特定技能の対象分野は現在16分野で、介護、ビルクリーニング、素形材・産業機械・電気電子情報関連製造業、建設、造船・舶用工業、自動車整備、航空、宿泊、農業、漁業、飲食料品製造業、外食業、自動車運送業、鉄道、林業、木材産業となっています。
注意すべき点として、技能実習で対象となっている職種でも、特定技能では対象外というケースがあります。受入れを検討する際は、自社の業務内容がどちらの制度に該当するか、事前に確認することが重要です。
費用面での違い
特定技能と技能実習の違いは、コスト面にも表れます。
技能実習にかかる主な費用
- 監理団体への監理費(月額3〜5万円程度が相場)
- 送出機関への費用
- 入国前・入国後講習費用
- 技能検定受検費用
特定技能にかかる主な費用
- 登録支援機関への支援委託費(月額2〜3万円程度が相場)
- 人材紹介会社への紹介手数料(利用する場合)
- 在留資格申請に関する費用
一般的に、特定技能の方が月々のランニングコストは低くなる傾向があります。ただし、自社で支援を行う場合は人件費などの間接コストが発生するため、総合的に判断する必要があります。
技能実習から特定技能への移行
技能実習2号を良好に修了した外国人は、技能試験と日本語試験が免除され、特定技能1号へ移行できます。これは、技能実習で培った技能と経験を活かして、引き続き日本で働きたいという外国人材にとって重要なキャリアパスです。

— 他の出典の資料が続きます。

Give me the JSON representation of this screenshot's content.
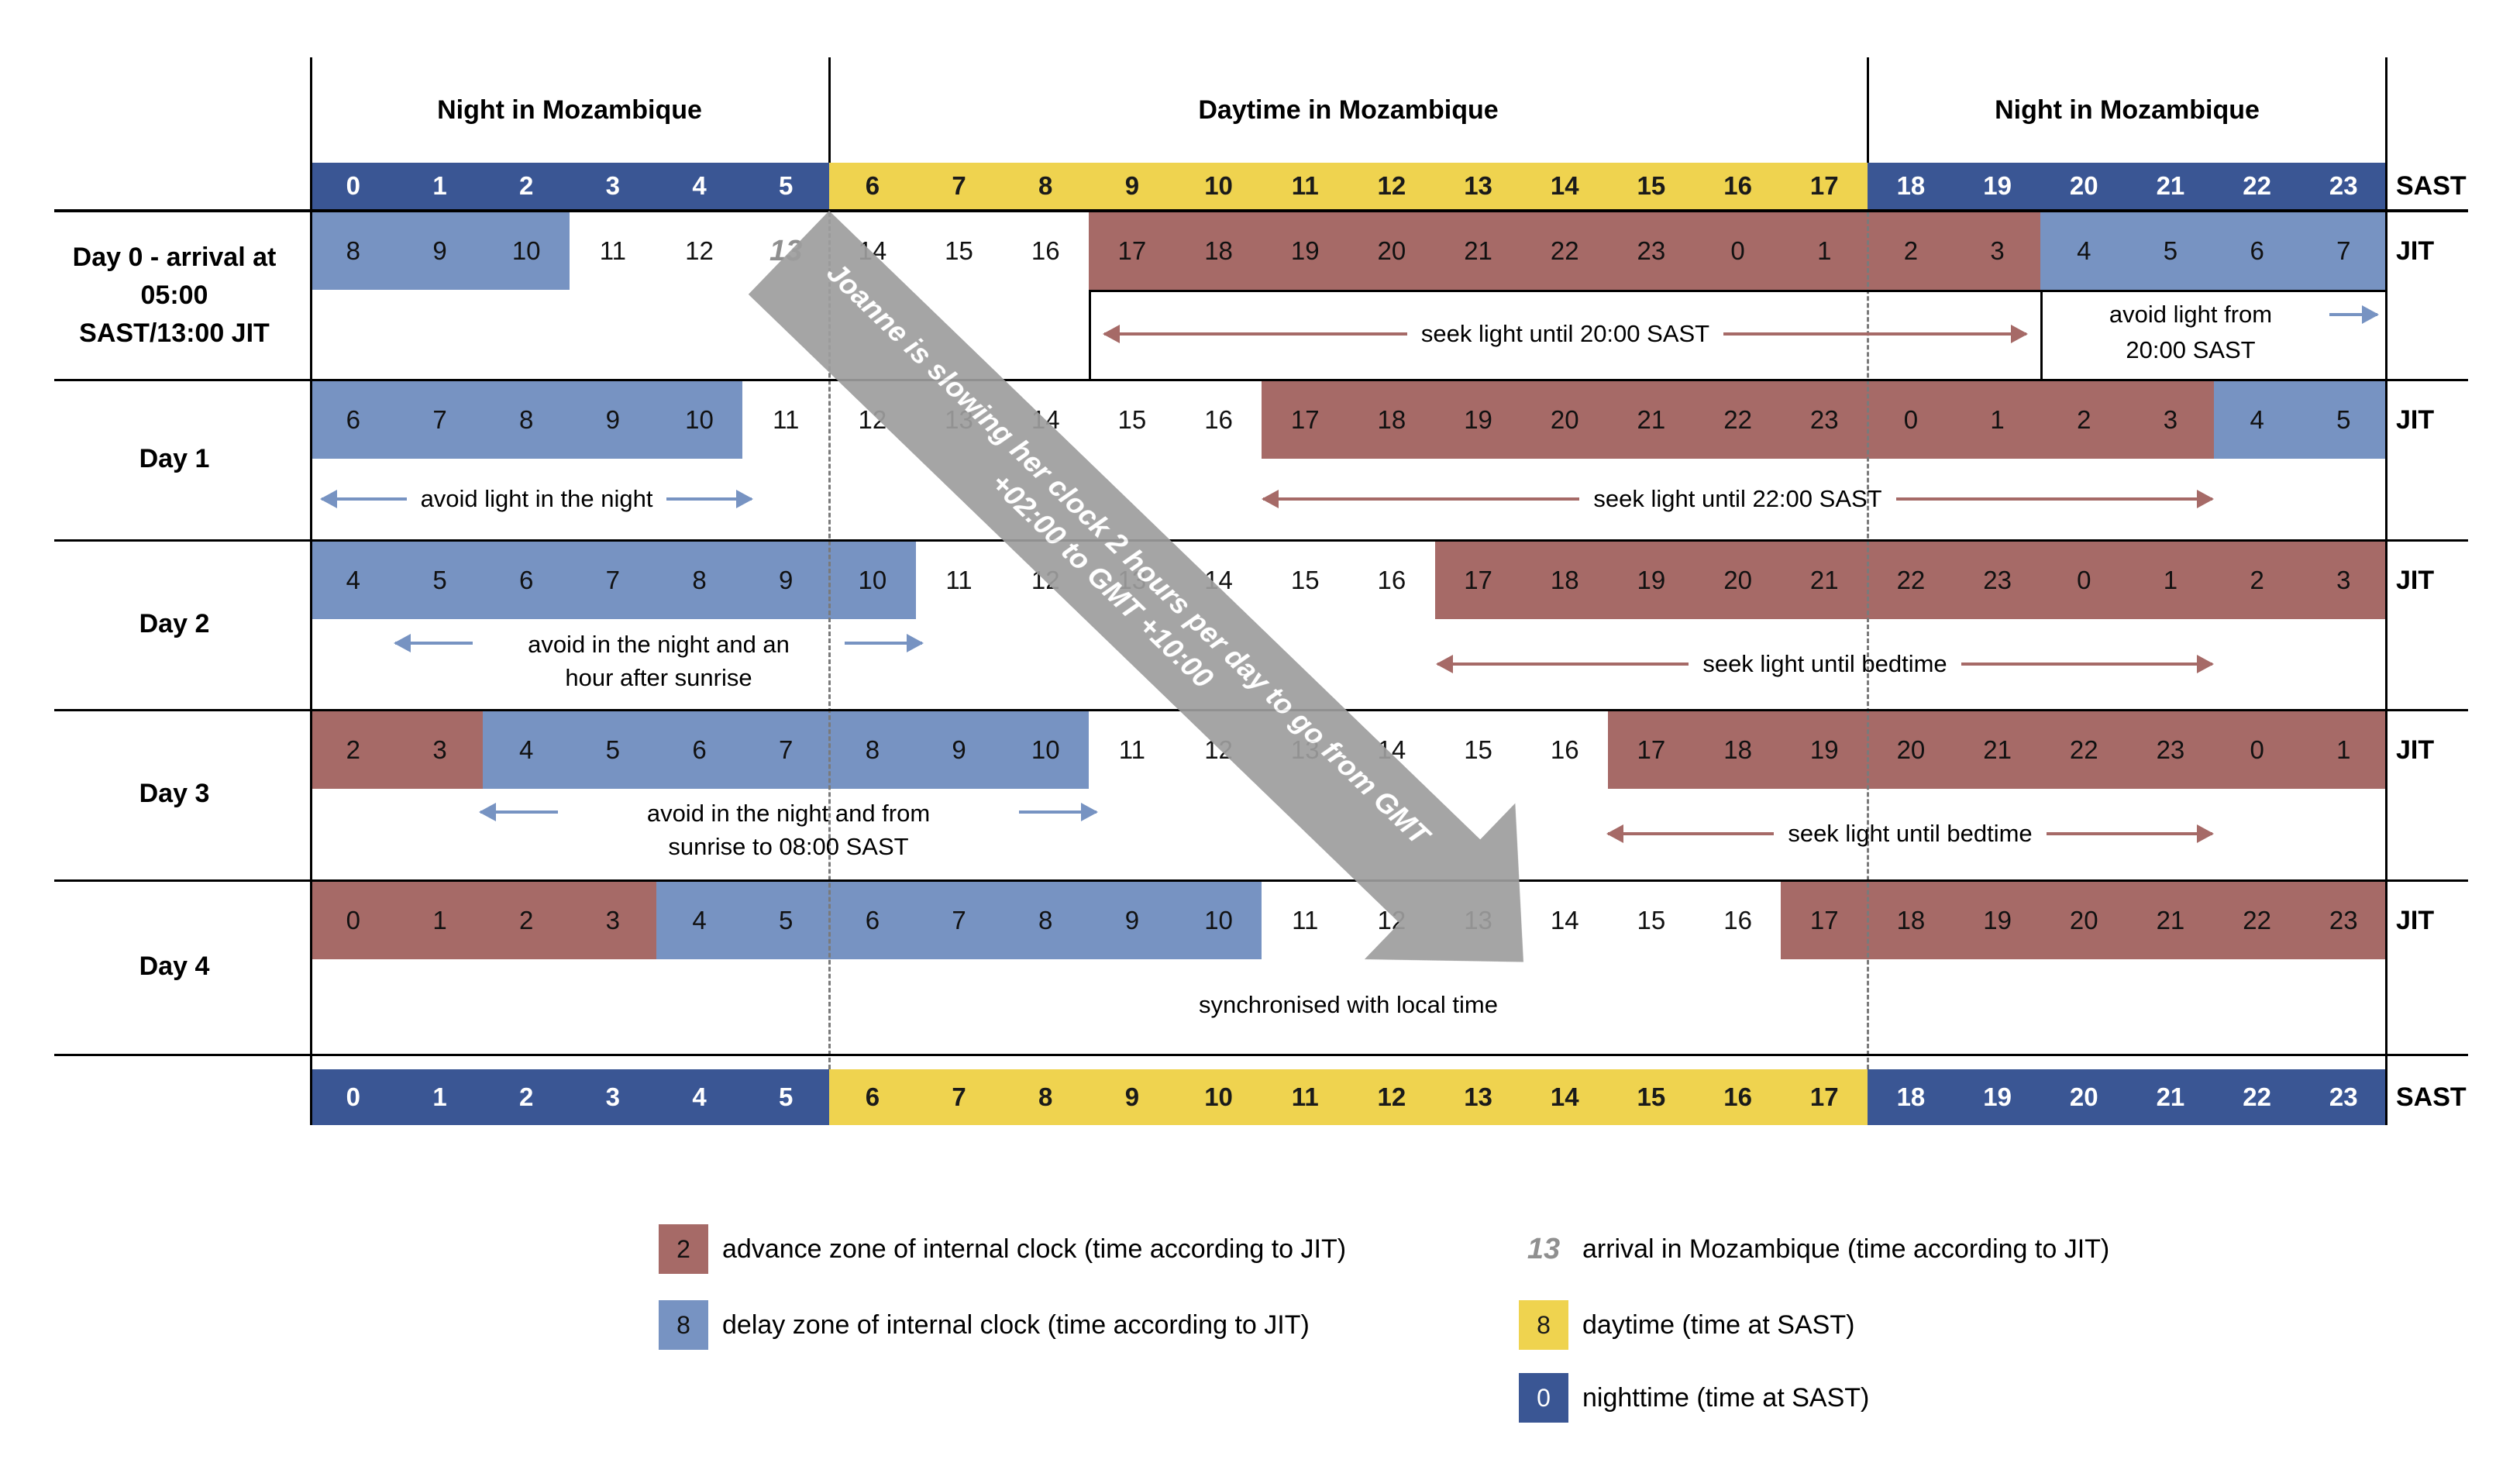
{
  "colors": {
    "night": "#3A5694",
    "day": "#EFD34F",
    "delay": "#7793C2",
    "advance": "#A66A67",
    "arrow": "#9D9D9D",
    "arrival_text": "#8F8F8F",
    "dash": "#7A7A7A"
  },
  "header": {
    "night_left": "Night in Mozambique",
    "day": "Daytime in Mozambique",
    "night_right": "Night in Mozambique"
  },
  "units": {
    "sast": "SAST",
    "jit": "JIT"
  },
  "arrow_note": "Joanne is slowing her clock 2 hours per day to go from GMT +02:00 to GMT +10:00",
  "sast_cells": [
    {
      "v": "0",
      "c": "night"
    },
    {
      "v": "1",
      "c": "night"
    },
    {
      "v": "2",
      "c": "night"
    },
    {
      "v": "3",
      "c": "night"
    },
    {
      "v": "4",
      "c": "night"
    },
    {
      "v": "5",
      "c": "night"
    },
    {
      "v": "6",
      "c": "day"
    },
    {
      "v": "7",
      "c": "day"
    },
    {
      "v": "8",
      "c": "day"
    },
    {
      "v": "9",
      "c": "day"
    },
    {
      "v": "10",
      "c": "day"
    },
    {
      "v": "11",
      "c": "day"
    },
    {
      "v": "12",
      "c": "day"
    },
    {
      "v": "13",
      "c": "day"
    },
    {
      "v": "14",
      "c": "day"
    },
    {
      "v": "15",
      "c": "day"
    },
    {
      "v": "16",
      "c": "day"
    },
    {
      "v": "17",
      "c": "day"
    },
    {
      "v": "18",
      "c": "night"
    },
    {
      "v": "19",
      "c": "night"
    },
    {
      "v": "20",
      "c": "night"
    },
    {
      "v": "21",
      "c": "night"
    },
    {
      "v": "22",
      "c": "night"
    },
    {
      "v": "23",
      "c": "night"
    }
  ],
  "days": [
    {
      "label_lines": [
        "Day 0 - arrival at",
        "05:00",
        "SAST/13:00 JIT"
      ],
      "cells": [
        {
          "v": "8",
          "c": "delay"
        },
        {
          "v": "9",
          "c": "delay"
        },
        {
          "v": "10",
          "c": "delay"
        },
        {
          "v": "11",
          "c": "none"
        },
        {
          "v": "12",
          "c": "none"
        },
        {
          "v": "13",
          "c": "arrival"
        },
        {
          "v": "14",
          "c": "none"
        },
        {
          "v": "15",
          "c": "none"
        },
        {
          "v": "16",
          "c": "none"
        },
        {
          "v": "17",
          "c": "advance"
        },
        {
          "v": "18",
          "c": "advance"
        },
        {
          "v": "19",
          "c": "advance"
        },
        {
          "v": "20",
          "c": "advance"
        },
        {
          "v": "21",
          "c": "advance"
        },
        {
          "v": "22",
          "c": "advance"
        },
        {
          "v": "23",
          "c": "advance"
        },
        {
          "v": "0",
          "c": "advance"
        },
        {
          "v": "1",
          "c": "advance"
        },
        {
          "v": "2",
          "c": "advance"
        },
        {
          "v": "3",
          "c": "advance"
        },
        {
          "v": "4",
          "c": "delay"
        },
        {
          "v": "5",
          "c": "delay"
        },
        {
          "v": "6",
          "c": "delay"
        },
        {
          "v": "7",
          "c": "delay"
        }
      ],
      "annotations": {
        "seek": "seek light until 20:00 SAST",
        "avoid_line1": "avoid light from",
        "avoid_line2": "20:00 SAST"
      }
    },
    {
      "label_lines": [
        "Day 1"
      ],
      "cells": [
        {
          "v": "6",
          "c": "delay"
        },
        {
          "v": "7",
          "c": "delay"
        },
        {
          "v": "8",
          "c": "delay"
        },
        {
          "v": "9",
          "c": "delay"
        },
        {
          "v": "10",
          "c": "delay"
        },
        {
          "v": "11",
          "c": "none"
        },
        {
          "v": "12",
          "c": "none"
        },
        {
          "v": "13",
          "c": "none"
        },
        {
          "v": "14",
          "c": "none"
        },
        {
          "v": "15",
          "c": "none"
        },
        {
          "v": "16",
          "c": "none"
        },
        {
          "v": "17",
          "c": "advance"
        },
        {
          "v": "18",
          "c": "advance"
        },
        {
          "v": "19",
          "c": "advance"
        },
        {
          "v": "20",
          "c": "advance"
        },
        {
          "v": "21",
          "c": "advance"
        },
        {
          "v": "22",
          "c": "advance"
        },
        {
          "v": "23",
          "c": "advance"
        },
        {
          "v": "0",
          "c": "advance"
        },
        {
          "v": "1",
          "c": "advance"
        },
        {
          "v": "2",
          "c": "advance"
        },
        {
          "v": "3",
          "c": "advance"
        },
        {
          "v": "4",
          "c": "delay"
        },
        {
          "v": "5",
          "c": "delay"
        }
      ],
      "annotations": {
        "avoid": "avoid light in the night",
        "seek": "seek light until 22:00 SAST"
      }
    },
    {
      "label_lines": [
        "Day 2"
      ],
      "cells": [
        {
          "v": "4",
          "c": "delay"
        },
        {
          "v": "5",
          "c": "delay"
        },
        {
          "v": "6",
          "c": "delay"
        },
        {
          "v": "7",
          "c": "delay"
        },
        {
          "v": "8",
          "c": "delay"
        },
        {
          "v": "9",
          "c": "delay"
        },
        {
          "v": "10",
          "c": "delay"
        },
        {
          "v": "11",
          "c": "none"
        },
        {
          "v": "12",
          "c": "none"
        },
        {
          "v": "13",
          "c": "none"
        },
        {
          "v": "14",
          "c": "none"
        },
        {
          "v": "15",
          "c": "none"
        },
        {
          "v": "16",
          "c": "none"
        },
        {
          "v": "17",
          "c": "advance"
        },
        {
          "v": "18",
          "c": "advance"
        },
        {
          "v": "19",
          "c": "advance"
        },
        {
          "v": "20",
          "c": "advance"
        },
        {
          "v": "21",
          "c": "advance"
        },
        {
          "v": "22",
          "c": "advance"
        },
        {
          "v": "23",
          "c": "advance"
        },
        {
          "v": "0",
          "c": "advance"
        },
        {
          "v": "1",
          "c": "advance"
        },
        {
          "v": "2",
          "c": "advance"
        },
        {
          "v": "3",
          "c": "advance"
        }
      ],
      "annotations": {
        "avoid_lines": [
          "avoid in the night and an",
          "hour after sunrise"
        ],
        "seek": "seek light until bedtime"
      }
    },
    {
      "label_lines": [
        "Day 3"
      ],
      "cells": [
        {
          "v": "2",
          "c": "advance"
        },
        {
          "v": "3",
          "c": "advance"
        },
        {
          "v": "4",
          "c": "delay"
        },
        {
          "v": "5",
          "c": "delay"
        },
        {
          "v": "6",
          "c": "delay"
        },
        {
          "v": "7",
          "c": "delay"
        },
        {
          "v": "8",
          "c": "delay"
        },
        {
          "v": "9",
          "c": "delay"
        },
        {
          "v": "10",
          "c": "delay"
        },
        {
          "v": "11",
          "c": "none"
        },
        {
          "v": "12",
          "c": "none"
        },
        {
          "v": "13",
          "c": "none"
        },
        {
          "v": "14",
          "c": "none"
        },
        {
          "v": "15",
          "c": "none"
        },
        {
          "v": "16",
          "c": "none"
        },
        {
          "v": "17",
          "c": "advance"
        },
        {
          "v": "18",
          "c": "advance"
        },
        {
          "v": "19",
          "c": "advance"
        },
        {
          "v": "20",
          "c": "advance"
        },
        {
          "v": "21",
          "c": "advance"
        },
        {
          "v": "22",
          "c": "advance"
        },
        {
          "v": "23",
          "c": "advance"
        },
        {
          "v": "0",
          "c": "advance"
        },
        {
          "v": "1",
          "c": "advance"
        }
      ],
      "annotations": {
        "avoid_lines": [
          "avoid in the night and from",
          "sunrise to 08:00 SAST"
        ],
        "seek": "seek light until bedtime"
      }
    },
    {
      "label_lines": [
        "Day 4"
      ],
      "cells": [
        {
          "v": "0",
          "c": "advance"
        },
        {
          "v": "1",
          "c": "advance"
        },
        {
          "v": "2",
          "c": "advance"
        },
        {
          "v": "3",
          "c": "advance"
        },
        {
          "v": "4",
          "c": "delay"
        },
        {
          "v": "5",
          "c": "delay"
        },
        {
          "v": "6",
          "c": "delay"
        },
        {
          "v": "7",
          "c": "delay"
        },
        {
          "v": "8",
          "c": "delay"
        },
        {
          "v": "9",
          "c": "delay"
        },
        {
          "v": "10",
          "c": "delay"
        },
        {
          "v": "11",
          "c": "none"
        },
        {
          "v": "12",
          "c": "none"
        },
        {
          "v": "13",
          "c": "none"
        },
        {
          "v": "14",
          "c": "none"
        },
        {
          "v": "15",
          "c": "none"
        },
        {
          "v": "16",
          "c": "none"
        },
        {
          "v": "17",
          "c": "advance"
        },
        {
          "v": "18",
          "c": "advance"
        },
        {
          "v": "19",
          "c": "advance"
        },
        {
          "v": "20",
          "c": "advance"
        },
        {
          "v": "21",
          "c": "advance"
        },
        {
          "v": "22",
          "c": "advance"
        },
        {
          "v": "23",
          "c": "advance"
        }
      ],
      "annotations": {
        "sync": "synchronised with local time"
      }
    }
  ],
  "legend": {
    "advance": {
      "value": "2",
      "label": "advance zone of internal clock (time according to JIT)"
    },
    "delay": {
      "value": "8",
      "label": "delay zone of internal clock (time according to JIT)"
    },
    "arrival": {
      "value": "13",
      "label": "arrival in Mozambique (time according to JIT)"
    },
    "daytime": {
      "value": "8",
      "label": "daytime (time at SAST)"
    },
    "nighttime": {
      "value": "0",
      "label": "nighttime (time at SAST)"
    }
  }
}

受入機関としても、すでに自社で働いている技能実習生を特定技能として継続雇用できれば、新たな人材を一から育成する必要がなく、即戦力として活躍してもらえるメリットがあります。
移行手続きには一定の期間がかかるため、技能実習2号の在留期限の3〜4ヶ月前には準備を始めることをお勧めします。
まとめ:自社に適した制度の選択を
特定技能と技能実習の違いを正しく理解することは、外国人材の受入れを成功させるための第一歩です。どちらの制度が自社に適しているかは、業種、必要な人材のスキルレベル、長期的な雇用計画などによって異なります。
技能実習は段階的な技能習得を重視する制度であり、特定技能は即戦力となる人材の確保を目的とした制度です。それぞれの特徴を踏まえたうえで、自社の状況に合った選択をすることが重要です。
制度の詳細や具体的な手続きについてご不明な点があれば、専門家への相談をお勧めします。適切な制度選択と正確な申請手続きが、円滑な外国人材受入れにつながります。